Degenerative lumbar spinal stenosis can be caused by relaxation and hypertrophy of the ligamentum flavum, proliferation of the superior articular process, protrusion of the intervertebral disc, hyperostosis of the vertebral posterior border, and other reasons. Stenosis is divided into bony, which is caused by bony channel stenosis, such as lateral recess, nerve root canal, or central spinal canal, and non-bony, which is caused by spinal canal volume lessening due to hypertrophy of the ligamentum flavum, protrusion of the intervertebral disc, and calcification (7,8). The development of this condition causes continuous oppression of the spinal cord and spinal nerve root, leading to dysneuria and long-term low back pain and leg pain (9). The course of degenerative lumbar spinal stenosis is insidious and develops slowly. The initial pain is not serious and is often combined with muscular soreness, which can be improved by changing position or rest (10). The nucleus pulposus of the normal intervertebral disc is even and the architectural features in each direction of the intervertebral disc are uniform. When degeneration occurs, the colloid in the nucleus pulposus becomes splintery and heterogeneous. Occasionally, end plate fragments or fiber rings enter into the intervertebral disc, leading to stress concentration and maldistribution of end plate load. Normal load sharing and conduction change, resulting in low back pain that gradually moves down to the legs. It is often combined with regional low muscle contraction and local numbness, which may oppress the cauda equina and result in intermittent claudication, leading to serious inconvenience to normal work and life activities (1113).

The treatment of degenerative lumbar spinal stenosis can be divided into conservative and surgical approaches. The conservative treatments include general treatment (physiotherapy, waist protection, exercise of lumbodorsal muscles, and bed rest), drug therapy (dehydration drugs, analgesia drugs, and neurotrophy drugs), acupuncture, and block therapy (14). When the conservative treatment fails, it is necessary to resort to the surgical treatment, which includes decompression (wide laminectomy and ablation of the facet joint), bone graft fusion internal fixation, and non-fusion (15). The short-term efficacy of traditional fusion is excellent in relieving pain. However, the original biomechanics environment is damaged after surgery, resulting in accelerated degeneration of adjacent segments, with poor long-term curative effect (16). Dynamic fixation Coflex treatment belongs to the non-fusion category. This method is combined with intraoperative decompression, which can control the range of activity among vertebral bodies, and selectively and effectively increases the cross sectional area of the spinal canal (17). The results of the present study showed that VAS, ODI, and JOA scores improved after surgery in the observation group compared to the control group. The vertebral canal area of the observation group was larger than that in the control group. Compared with traditional fusion, the holding time of the vertebral canal area improvement was longer, because the Coflex system can reduce the burden on the intervertebral disc and zygapophyseal joint, relieving low back pain. It also improves stability and keeps the disc in place when the spine takes activities such as anteflexion, rear protraction, and rotation (18). Our results showed that several intra and postoperative parameters improved in the observation group. This is due to the advantages of the Coflex system, like simple surgery and small wound compared with traditional fusion.
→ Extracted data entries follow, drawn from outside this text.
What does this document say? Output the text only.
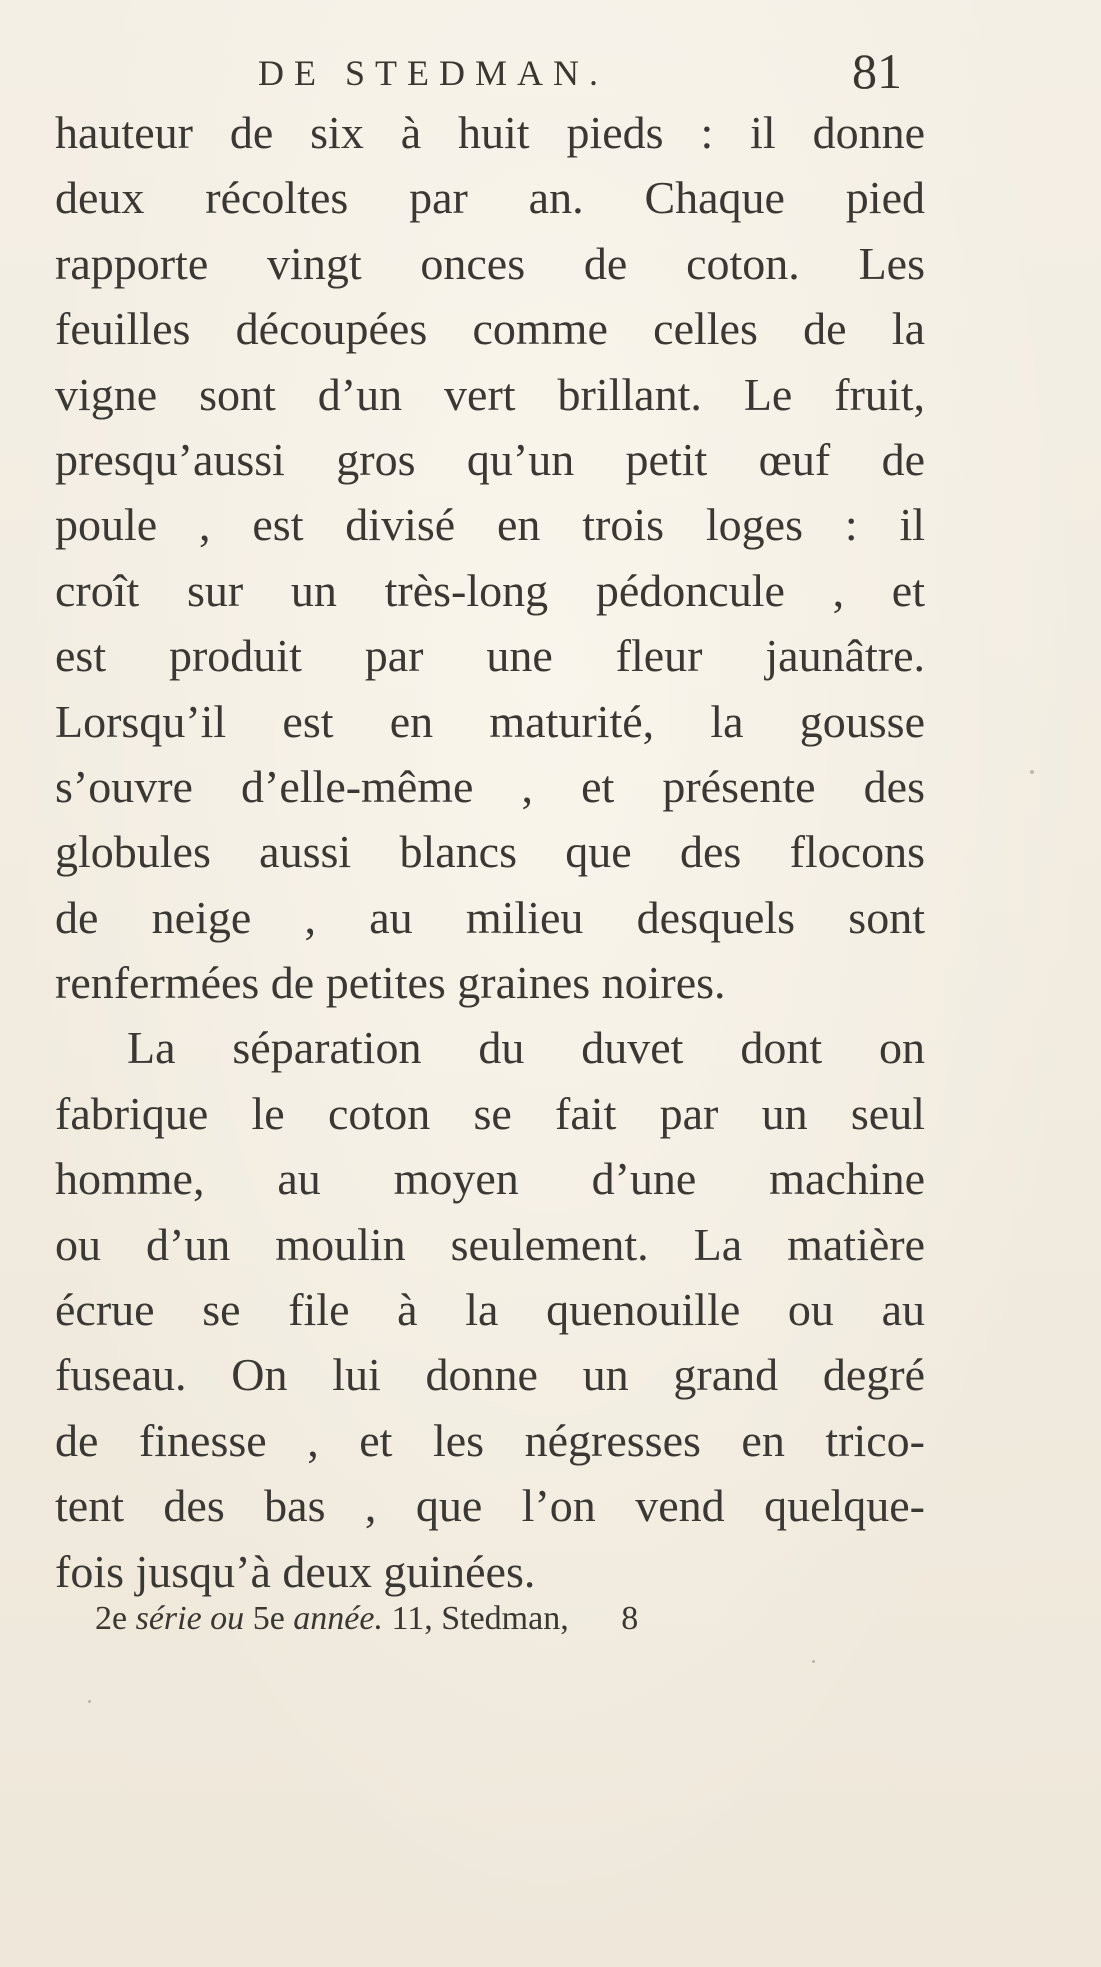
DE STEDMAN.	81
hauteur de six à huit pieds : il donne
deux récoltes par an. Chaque pied
rapporte vingt onces de coton. Les
feuilles découpées comme celles de la
vigne sont d’un vert brillant. Le fruit,
presqu’aussi gros qu’un petit œuf de
poule , est divisé en trois loges : il
croît sur un très-long pédoncule , et
est produit par une fleur jaunâtre.
Lorsqu’il est en maturité, la gousse
s’ouvre d’elle-même , et présente des
globules aussi blancs que des flocons
de neige , au milieu desquels sont
renfermées de petites graines noires.
La séparation du duvet dont on
fabrique le coton se fait par un seul
homme, au moyen d’une machine
ou d’un moulin seulement. La matière
écrue se file à la quenouille ou au
fuseau. On lui donne un grand degré
de finesse , et les négresses en trico-
tent des bas , que l’on vend quelque-
fois jusqu’à deux guinées.
2e série ou 5e année. 11, Stedman, 8
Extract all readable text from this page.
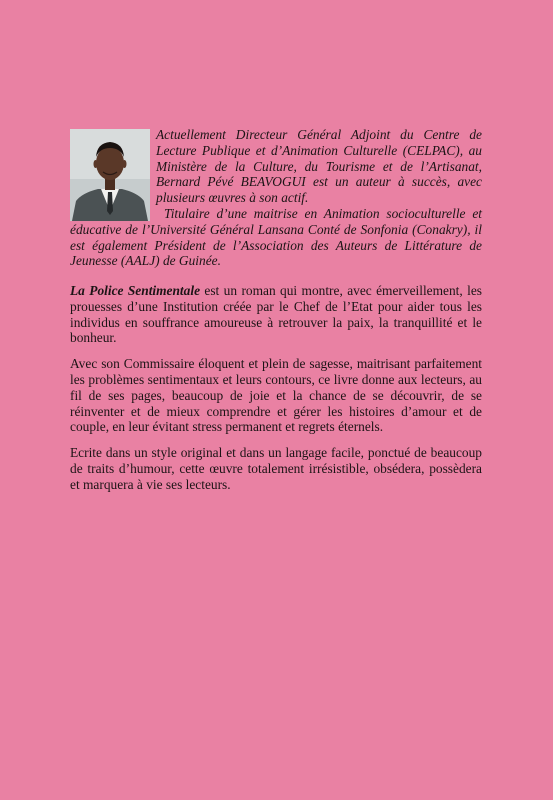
Actuellement Directeur Général Adjoint du Centre de Lecture Publique et d’Animation Culturelle (CELPAC), au Ministère de la Culture, du Tourisme et de l’Artisanat, Bernard Pévé BEAVOGUI est un auteur à succès, avec plusieurs œuvres à son actif.

Titulaire d’une maitrise en Animation socioculturelle et éducative de l’Université Général Lansana Conté de Sonfonia (Conakry), il est également Président de l’Association des Auteurs de Littérature de Jeunesse (AALJ) de Guinée.

La Police Sentimentale est un roman qui montre, avec émerveillement, les prouesses d’une Institution créée par le Chef de l’Etat pour aider tous les individus en souffrance amoureuse à retrouver la paix, la tranquillité et le bonheur.

Avec son Commissaire éloquent et plein de sagesse, maitrisant parfaitement les problèmes sentimentaux et leurs contours, ce livre donne aux lecteurs, au fil de ses pages, beaucoup de joie et la chance de se découvrir, de se réinventer et de mieux comprendre et gérer les histoires d’amour et de couple, en leur évitant stress permanent et regrets éternels.

Ecrite dans un style original et dans un langage facile, ponctué de beaucoup de traits d’humour, cette œuvre totalement irrésistible, obsédera, possèdera et marquera à vie ses lecteurs.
Therefore, surgery is shorter, reduce blood loss, and accelerate recovery.

When the conservative treatment fails, the patients receive traditional spinal fusion treatment, which often changes the spine biomechanics and leads to segment movement dysfunction. Under these circumstances, the compensatory mobility and displacement of the adjacent segments increase and the stress in the adjacent segments also become bigger, resulting in degeneration (19). Coflex system implantation has no remarkable influence on activity in different directions for adjacent segments, and it also can change the burden distribution of operative segments and make their mobility similar to the normal spinal activity. This provides stability and changes the way adjacent segments bear the burden to reduce the pressure, as well as the influence on adjacent segments, therefore it can relieve the degeneration of adjacent segments after fusion (20). The results of the present study showed that postoperative quantitative scores for adjacent segments in the observation group were superior to the control group, suggesting that dynamic fixation Coflex can be regarded as the connector between spine fusion segment and non-fusion segment, as a transition area with less influence on adjacent segments compared with traditional fusion.

In conclusion, dynamic fixation Coflex treatment for patients with degenerative lumbar spinal stenosis features remarkable effects. It can reduce the influence on adjacent segments and delay degeneration, which improves spine stability. The sample size of this study is small and the follow-up time is short, which requires a further study of large sample size and long-term follow-up.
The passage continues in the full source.